“As we gain on covid, we’re losing ground against diseases we’ve already defeated”, says an article by The Washington Post.
The Covid-19 pandemic has accelerated the spread of vaccine-preventable diseases such as Measles and Polio which we’ve already created global immunity for. This is due to two reasons: pandemic-induced disruption of routine childhood vaccinations and an increase in vaccine hesitancy due to the politicization of the Covid vaccines.
In 2019, the World Health Organization listed vaccine hesitancy as one of 10 threats to global health in the Thirteenth General Program of Work for the five-year period 2019-2023. Due to “aggressive antivaccination campaigns”, vaccine-preventable diseases such as Measles were on the rise. Between 2015 to 2019, Measles cases had increased by 50% worldwide. Even in the United States where the disease was eliminated in 2000, 1300 cases were reported.
Of course, the unforeseen Covid pandemic made this threat a lot worse.
According to The Washington Post article, the Covid-19 pandemic “supercharged this movement” by “providing fertile ground for anti-vaccine advocates as well as politically-driven, state-sponsored disinformation actors”.

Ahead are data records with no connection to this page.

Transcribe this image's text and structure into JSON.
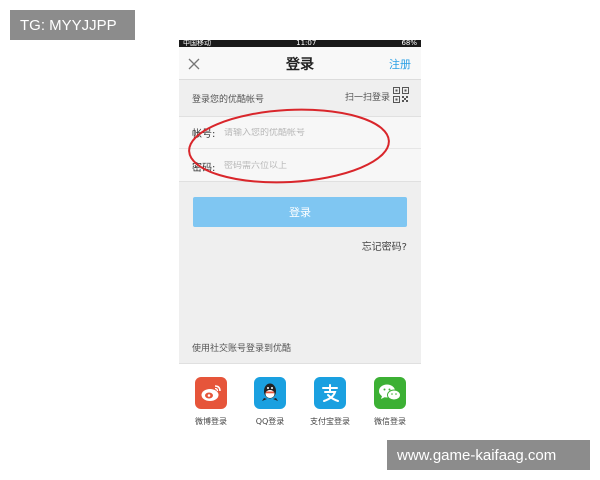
{
  "watermarks": {
    "top_left": "TG: MYYJJPP",
    "bottom_right": "www.game-kaifaag.com"
  },
  "statusbar": {
    "carrier": "中国移动",
    "time": "11:07",
    "battery": "68%"
  },
  "navbar": {
    "title": "登录",
    "register_label": "注册",
    "close_icon": "close-icon"
  },
  "login_section": {
    "header": "登录您的优酷帐号",
    "scan_label": "扫一扫登录",
    "scan_icon": "qr-code-icon"
  },
  "form": {
    "account_label": "帐号:",
    "account_placeholder": "请输入您的优酷帐号",
    "password_label": "密码:",
    "password_placeholder": "密码需六位以上"
  },
  "login_button": "登录",
  "forgot_password": "忘记密码?",
  "social": {
    "title": "使用社交账号登录到优酷",
    "items": [
      {
        "label": "微博登录",
        "icon": "weibo-icon",
        "color": "#e6553a"
      },
      {
        "label": "QQ登录",
        "icon": "qq-icon",
        "color": "#1aa0e0"
      },
      {
        "label": "支付宝登录",
        "icon": "alipay-icon",
        "color": "#1aa0e0"
      },
      {
        "label": "微信登录",
        "icon": "wechat-icon",
        "color": "#3cb034"
      }
    ]
  },
  "colors": {
    "accent": "#2aa0e6",
    "login_button": "#7fc6f2",
    "annotation_ellipse": "#d9262b",
    "watermark_bg": "#8c8c8c"
  }
}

One big challenge standing in the way of achieving global immunity against Covid is “the alignment of vaccine uptake with political ideology”. In the United States, this reflects in the red-blue political vaccine gap: 90 percent of Democrats are in favor of vaccinating their children compared to only 19 percent of Republicans. This divide is not only impacting immunity against Covid but also other diseases. A YouGov poll shows that now fewer than half of Republicans are in support of childhood vaccines – representing a 13 point decline since 2019.
Additionally, red states such as Nebraska and Montana are passing new legislation to make exemptions from childhood vaccine requirements easier. 11 states have also filed lawsuits in response to Biden’s Covid vaccine mandate for businesses. In mid-October, West Virginia passed a bill forcing businesses to allow employees exemptions from the vaccines. Recently, Iowa passed a similar bill allowing employees to seek religious and medical exemptions from Covid-19 vaccine mandates.
Coming back to vaccine-preventable diseases, in July, WHO reported that more than 23 million children missed out on immunizations in 2020. Whether this was due to a disruption of health services or growing vaccine hesitancy – or both as per The Washington Post article – this news is alarming.
The article also explains how the percentage of vaccinated required for global immunity is different for different diseases: 95 percent for measles, 80 percent for polio etc. Regardless, the decrease in childhood immunizations threatens both global health and global economy (by increasing the likelihood of disease poverty).
Overall, the article makes a strong argument and successfully argues that Covid-19 has caused a rise in other diseases due to a decrease in immunizations. Although the article correctly identifies vaccine hesitancy and disruption of health services as the leading cause for this, my only criticism is the lack of mention of the global vaccine divide and how this links to vaccine hesitancy and disruption of health services.
The article has also substantiated the main argument with ample statistics which are relevant and correct as I have fact checked. However, it does not include statistics to show the supposed “rise” in other diseases, for example, stats related to the total number of measles cases reported this year or references to case studies where a certain disease was misdiagnosed. Adding these stats would have helped make the main argument sounder.